Development of uncompetitive inhibitors is a very valuable strategy in drug discovery in terms of specificity to the target when such inhibitors can only recognize the enzyme-substrate complex and therefore should not inhibit other enzymes with a similar structure. For this reason, the presented uncompetitive inhibitors of 17β-HSD10 appear to be promising molecules for further research and development.

4. Materials and Methods

4.1. Chemistry

4.1.1. General Chemistry

Solvents and reagents were purchased from Fluka and Sigma-Aldrich (Prague, Czech Republic) and used without further purification. Reactions were monitored by thin layer chromatography performed on aluminum sheets pre-coated with silica gel 60 F254 (Merck, Prague, Czech Republic) and detected under 254 nm UV light. Column chromatography was performed on a silica gel 60 column (230 mesh). Melting points were measured by using a Stuart SMP30 melting point apparatus (Bibby Scientific Limited, Staffordshire, UK) and were uncorrected.
1H and 13C NMR spectra were recorded at Varian Gemini 300 (1H 300 MHz, 13C 75 MHz, Palo Alto CA, USA) or Varian S500 (1H 500 MHz, 13C 126 MHz, Palo Alto CA, USA). In all cases, the chemical shift values for 1H spectra were reported in ppm (δ) relative to residual CHD2SO2CD3 (δ 2.50) or CDCl3 (δ 7.27); shift values for 13C spectra are reported in ppm (δ) relative to the solvent peak for dimethylsulfoxide-d6 (δ 39.52) or CDCl3 (δ 77.2). Proton decoupled 19F NMR spectra were recorded on a Bruker AVANCE III HD 500 spectrometer (Billerica, MA, USA) operating at 470.55 MHz for fluorine using 5 mm broadband tunable probe.
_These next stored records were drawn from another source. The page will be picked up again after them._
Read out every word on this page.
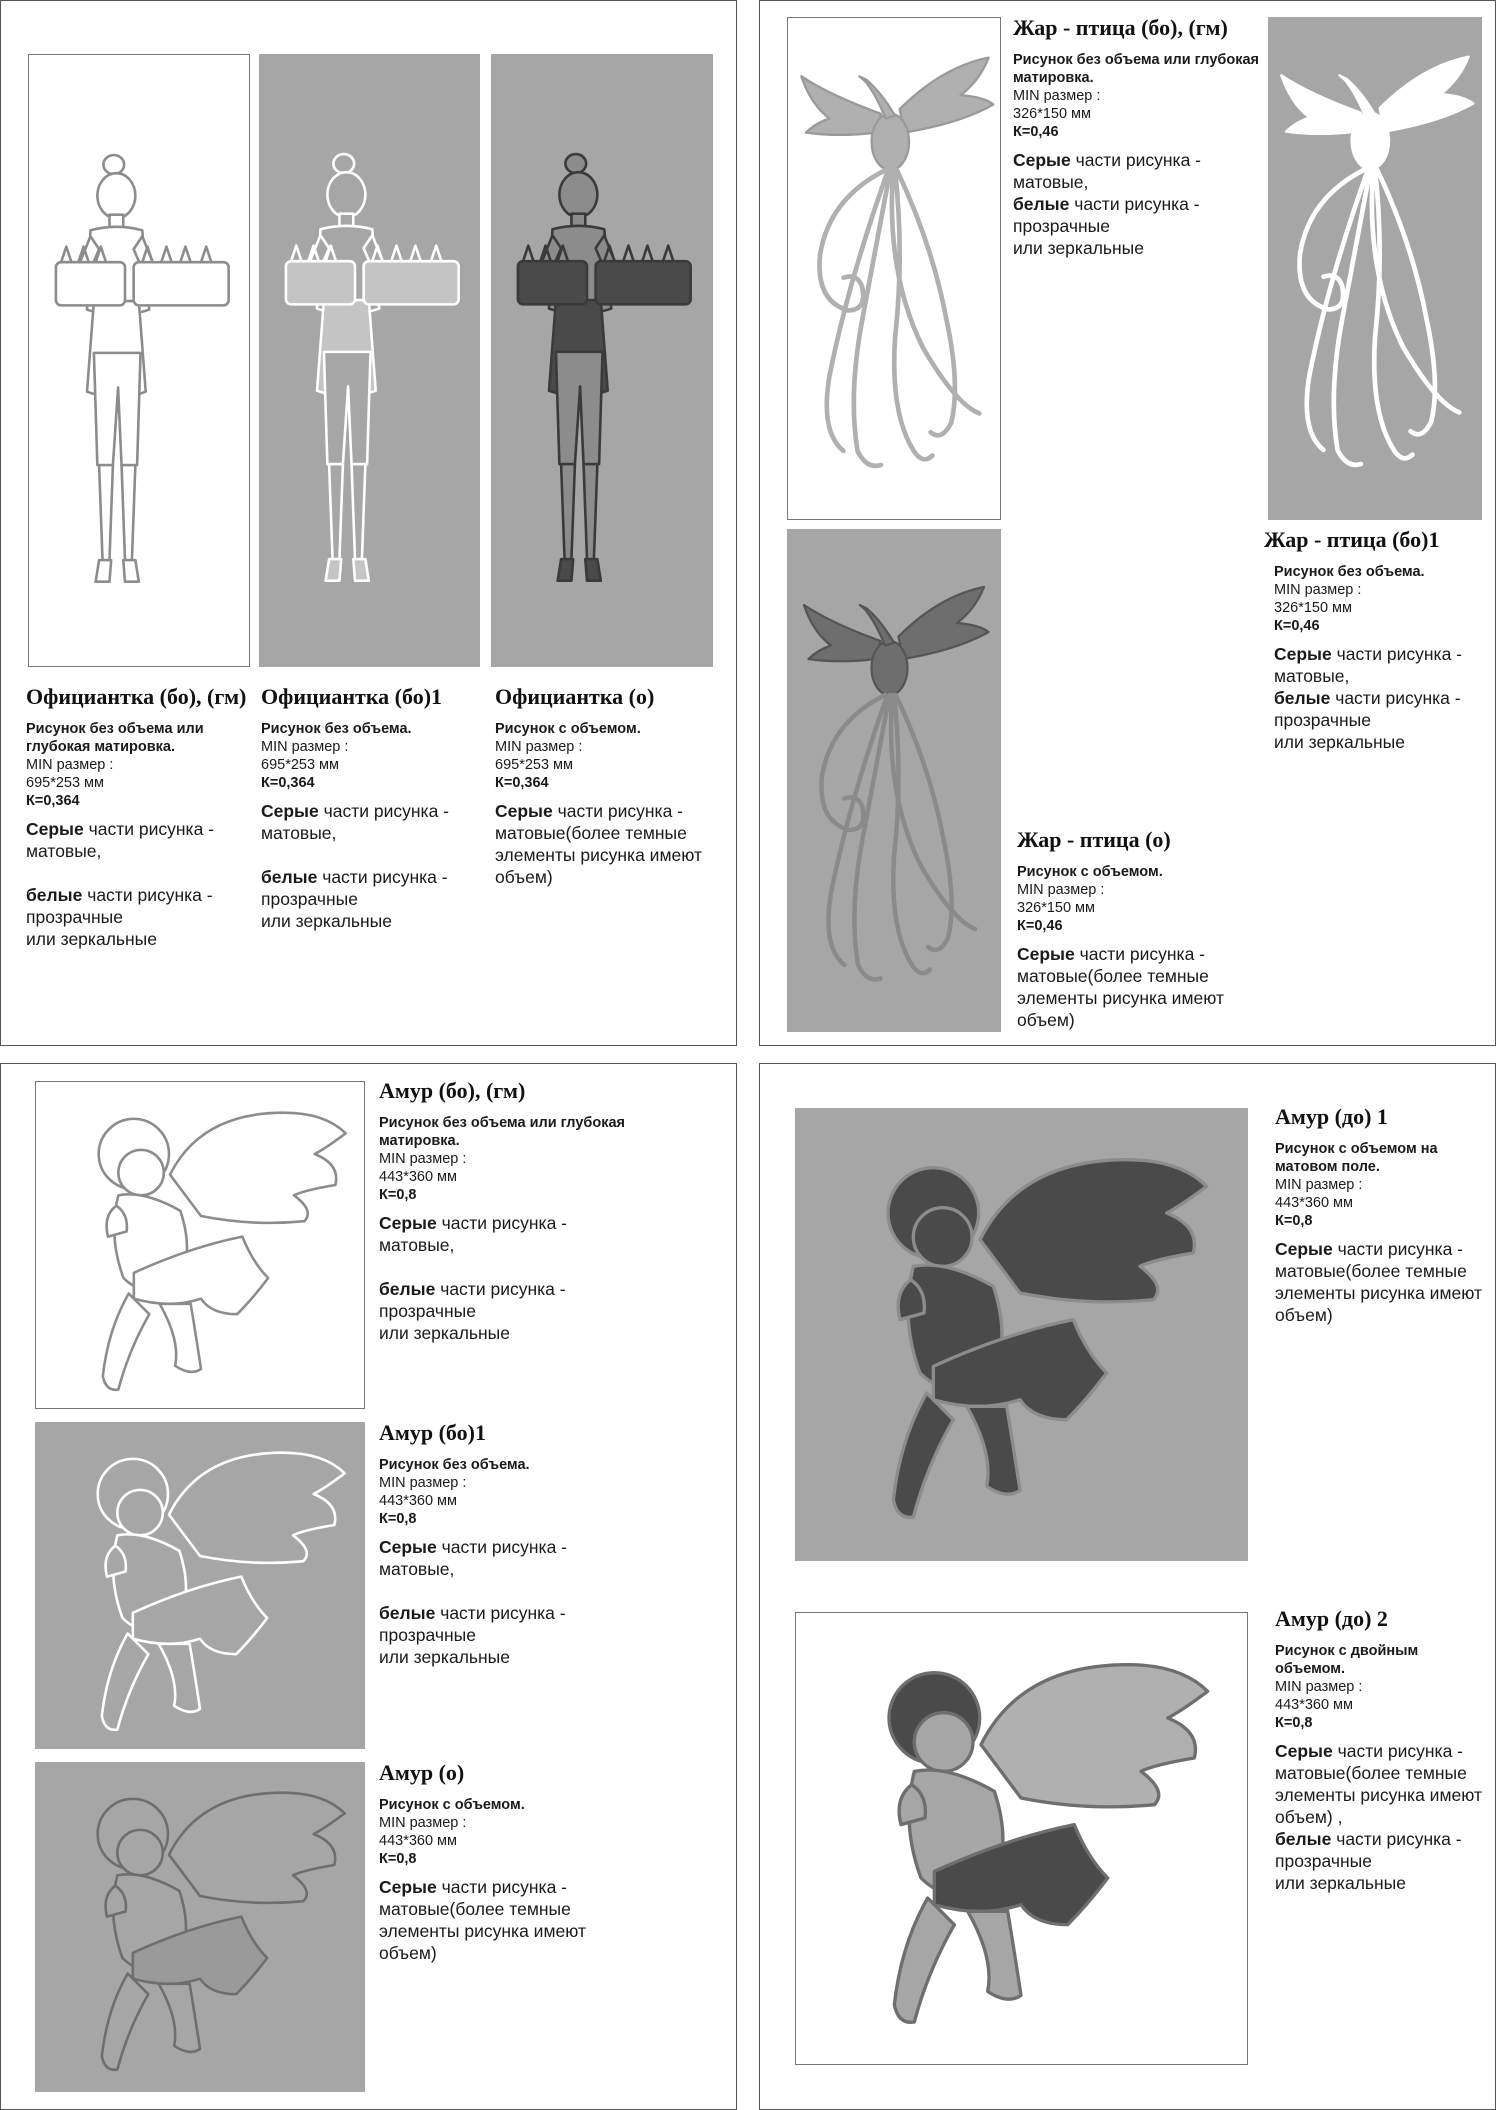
Официантка (бо), (гм)
Рисунок без объема или глубокая матировка.
MIN размер :
695*253 мм
К=0,364
Серые части рисунка - матовые,
белые части рисунка - прозрачные
или зеркальные
Официантка (бо)1
Рисунок без объема.
MIN размер :
695*253 мм
К=0,364
Серые части рисунка - матовые,
белые части рисунка - прозрачные
или зеркальные
Официантка (о)
Рисунок с объемом.
MIN размер :
695*253 мм
К=0,364
Серые части рисунка - матовые(более темные элементы рисунка имеют объем)
Жар - птица (бо), (гм)
Рисунок без объема или глубокая матировка.
MIN размер :
326*150 мм
К=0,46
Серые части рисунка - матовые,
белые части рисунка - прозрачные
или зеркальные
Жар - птица (бо)1
Рисунок без объема.
MIN размер :
326*150 мм
К=0,46
Серые части рисунка - матовые,
белые части рисунка - прозрачные
или зеркальные
Жар - птица (о)
Рисунок с объемом.
MIN размер :
326*150 мм
К=0,46
Серые части рисунка - матовые(более темные элементы рисунка имеют объем)
Амур (бо), (гм)
Рисунок без объема или глубокая матировка.
MIN размер :
443*360 мм
К=0,8
Серые части рисунка - матовые,
белые части рисунка - прозрачные
или зеркальные
Амур (бо)1
Рисунок без объема.
MIN размер :
443*360 мм
К=0,8
Серые части рисунка - матовые,
белые части рисунка - прозрачные
или зеркальные
Амур (о)
Рисунок с объемом.
MIN размер :
443*360 мм
К=0,8
Серые части рисунка - матовые(более темные элементы рисунка имеют объем)
Амур (до) 1
Рисунок с объемом на матовом поле.
MIN размер :
443*360 мм
К=0,8
Серые части рисунка - матовые(более темные элементы рисунка имеют объем)
Амур (до) 2
Рисунок с двойным объемом.
MIN размер :
443*360 мм
К=0,8
Серые части рисунка - матовые(более темные элементы рисунка имеют объем) ,
белые части рисунка - прозрачные
или зеркальные
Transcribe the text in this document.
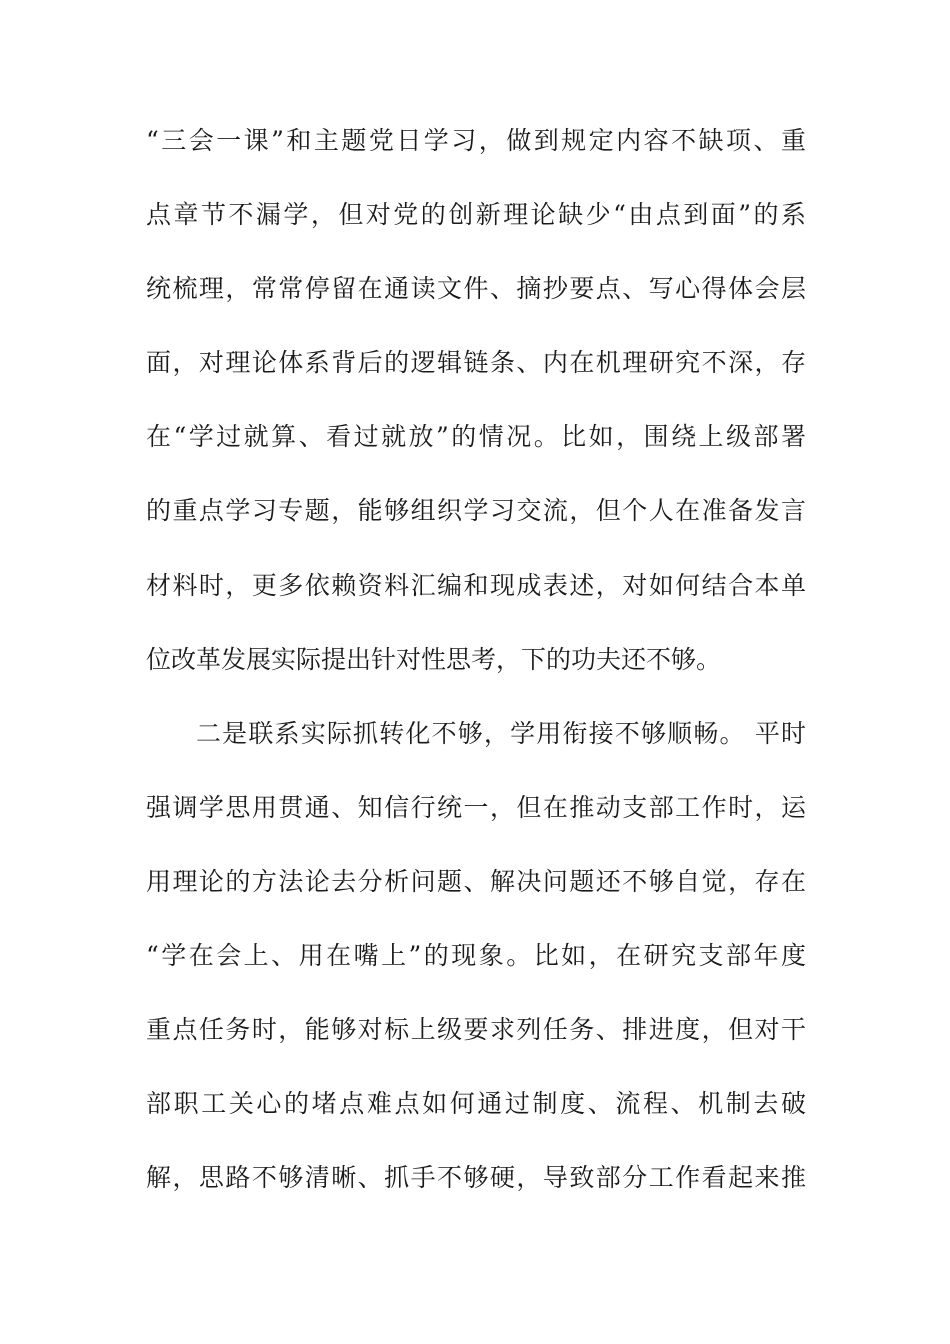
“三会一课”和主题党日学习，做到规定内容不缺项、重
点章节不漏学，但对党的创新理论缺少“由点到面”的系
统梳理，常常停留在通读文件、摘抄要点、写心得体会层
面，对理论体系背后的逻辑链条、内在机理研究不深，存
在“学过就算、看过就放”的情况。比如，围绕上级部署
的重点学习专题，能够组织学习交流，但个人在准备发言
材料时，更多依赖资料汇编和现成表述，对如何结合本单
位改革发展实际提出针对性思考，下的功夫还不够。
二是联系实际抓转化不够，学用衔接不够顺畅。 平时
强调学思用贯通、知信行统一，但在推动支部工作时，运
用理论的方法论去分析问题、解决问题还不够自觉，存在
“学在会上、用在嘴上”的现象。比如，在研究支部年度
重点任务时，能够对标上级要求列任务、排进度，但对干
部职工关心的堵点难点如何通过制度、流程、机制去破
解，思路不够清晰、抓手不够硬，导致部分工作看起来推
Samples were dissolved in dimethylsulfoxide-d6 and 19F chemical shifts were referred to internal CFCl3.
For HRMS determination, a Dionex UltiMate 3000 analytical LC-MS system coupled with a Q Exactive Plus hybrid quadrupole-orbitrap spectrometer (both produced by ThermoFisher Scientific, Bremen, Germany) was used. The LC-MS system consisted of a binary pump HPG-3400RS connected to a vacuum degasser, a heated column compartment TCC-3000, an autosampler WTS-3000 equipped with a 25 μL loop, and a VWD-3000 ultraviolet detector. A Waters Atlantis dC18 100Å (2.1 × 100 mm/3 µm) column was used as the stationary phase. The analytical column was protected against mechanical particles by an in-line filter (Vici Jour) with a frit with 0.5 µm pores. Water (MFA) and acetonitrile (MFB) used in the analyses were acidified with 0.1% (v/v) formic acid. Ions for mass spectrometry were generated by heated electro-spray ionization source (HESI) working in positive mode, with the following settings: sheath gas flow rate 40, aux gas flow rate 10, sweep gas flow rate 2, spray voltage 3.2 kV, capillary temperature 350 °C, aux gas temperature 300 °C, S-lens RF level 50, microscans 1, maximal injection time 35 ms, resolution 140,000. The full-scan MS analyses monitored ions within m/z range 100–1500. The studied compounds were dissolved in methanol, and 1 µL of the solution was injected into the LC-MS system. For elution, following ramp-gradient program was used: 0–1 min: 10% MFB, 1–4 min: 10–100% MFB, 4–5 min: 100% MFB, 5–7.5 min: 10% MFB. The flow-rate in the gradient elution was set to 0.4 mL/min. To increase the accuracy of HRMS, internal lock-mass calibration was employed using polysiloxane traces of m/z = 445.12003 ([M+H]+, [C2H6SiO]6) present in the mobile phases. The chromatograms and mass spectra were processed in Chromeleon 6.80 and Xcalibur 3.0.63 software, respectively (both produced by ThermoFisher Scientific, Bremen, Germany).
Novelty of prepared final products was checked using Reaxys database (www.reaxys.com). Three final products were found not to be novel structures (4v, 4w and 4af). Two of those compounds, 4w [45] and 4af [16], were previously mentioned in scientific articles and compound 4v is indexed within Pubchem database (https://pubchem.ncbi.nlm.nih.gov) and can be supplied by commercial vendors. However, none of those compounds has ever been tested for inhibition of 17β-HSD10 enzyme.

4.1.2. Chemical Synthesis

Detailed description of chemical synthesis and characterization of intermediate products can be found in Supplementary Materials.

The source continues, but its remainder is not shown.